Flanders.

3. Ypres sector; went into line at the beginning of June and was relieved on July 18.

4. Bixschoote sector; went into line at the beginning of August. The division met the attack in Flanders, in which it suffered serious losses on August 16. The 9th Company of the 58th Infantry was reduced to 38 men (notebook). On the 9th and 10th of October there were new engagements.

5. Relieved from the front on October 15 the division rested in the vicinity of Gand.

Cambrai.

6. After a month’s rest the 119th Division went into line on the Cambrai front to participate in the counterattacks which followed the surprise attack of November 20. It fought here from the 23d to the 27th, not without some losses.

7. Relieved after December 6, the division was reorganized in the vicinity of Solesmes.

RECRUITING.

This division recruited from the 5th Corps District.

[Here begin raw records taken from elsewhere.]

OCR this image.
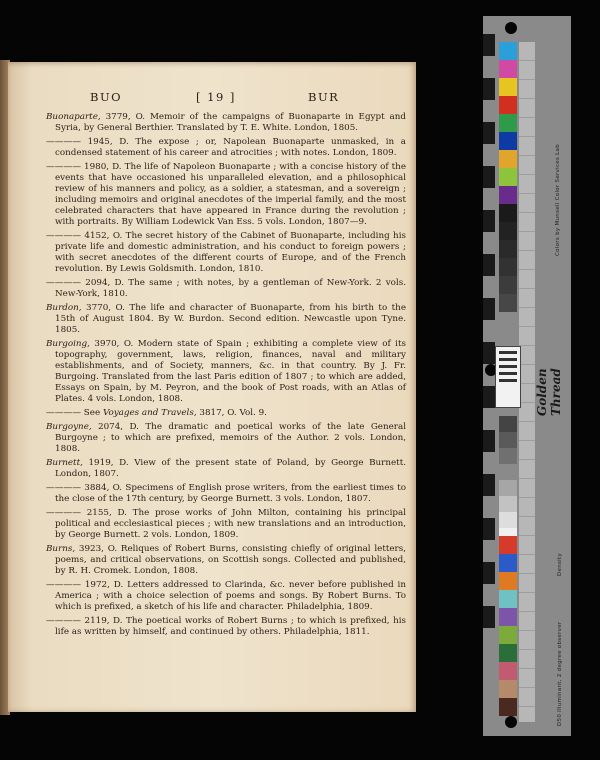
BUO	[ 19 ]	BUR

Buonaparte, 3779, O. Memoir of the campaigns of Buonaparte in Egypt and Syria, by General Berthier. Translated by T. E. White. London, 1805.

———— 1945, D. The expose ; or, Napolean Buonaparte unmasked, in a condensed statement of his career and atrocities ; with notes. London, 1809.

———— 1980, D. The life of Napoleon Buonaparte ; with a concise history of the events that have occasioned his unparalleled elevation, and a philosophical review of his manners and policy, as a soldier, a statesman, and a sovereign ; including memoirs and original anecdotes of the imperial family, and the most celebrated characters that have appeared in France during the revolution ; with portraits. By William Lodewick Van Ess. 5 vols. London, 1807—9.

———— 4152, O. The secret history of the Cabinet of Buonaparte, including his private life and domestic administration, and his conduct to foreign powers ; with secret anecdotes of the different courts of Europe, and of the French revolution. By Lewis Goldsmith. London, 1810.

———— 2094, D. The same ; with notes, by a gentleman of New-York. 2 vols. New-York, 1810.

Burdon, 3770, O. The life and character of Buonaparte, from his birth to the 15th of August 1804. By W. Burdon. Second edition. Newcastle upon Tyne. 1805.

Burgoing, 3970, O. Modern state of Spain ; exhibiting a complete view of its topography, government, laws, religion, finances, naval and military establishments, and of Society, manners, &c. in that country. By J. Fr. Burgoing. Translated from the last Paris edition of 1807 ; to which are added, Essays on Spain, by M. Peyron, and the book of Post roads, with an Atlas of Plates. 4 vols. London, 1808.

———— See Voyages and Travels, 3817, O. Vol. 9.

Burgoyne, 2074, D. The dramatic and poetical works of the late General Burgoyne ; to which are prefixed, memoirs of the Author. 2 vols. London, 1808.

Burnett, 1919, D. View of the present state of Poland, by George Burnett. London, 1807.

———— 3884, O. Specimens of English prose writers, from the earliest times to the close of the 17th century, by George Burnett. 3 vols. London, 1807.

———— 2155, D. The prose works of John Milton, containing his principal political and ecclesiastical pieces ; with new translations and an introduction, by George Burnett. 2 vols. London, 1809.

Burns, 3923, O. Reliques of Robert Burns, consisting chiefly of original letters, poems, and critical observations, on Scottish songs. Collected and published, by R. H. Cromek. London, 1808.

———— 1972, D. Letters addressed to Clarinda, &c. never before published in America ; with a choice selection of poems and songs. By Robert Burns. To which is prefixed, a sketch of his life and character. Philadelphia, 1809.

———— 2119, D. The poetical works of Robert Burns ; to which is prefixed, his life as written by himself, and continued by others. Philadelphia, 1811.

Colors by Munsell Color Services Lab
Density
D50 Illuminant, 2 degree observer
Golden Thread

A document dated November 23, 1917, described the division as composed of “regiments of Lower Silesia and Posen.” In order to overcome the majority of Poles, the division received recruits from the 3d and 6th Corps Districts (Brandenburg and Silesia), which were fruitful sources of recruiting.

Twenty-one per cent of the prisoners taken from the 119th Division in August, 1917, belonged to the 1917 class. The 1918 class was meagerly represented. The 46th Reserve Regiment had a large proportion of Poles. The soldiers from Alsace-Lorraine remained on the Eastern Front when the division left Galicia (May, 1917).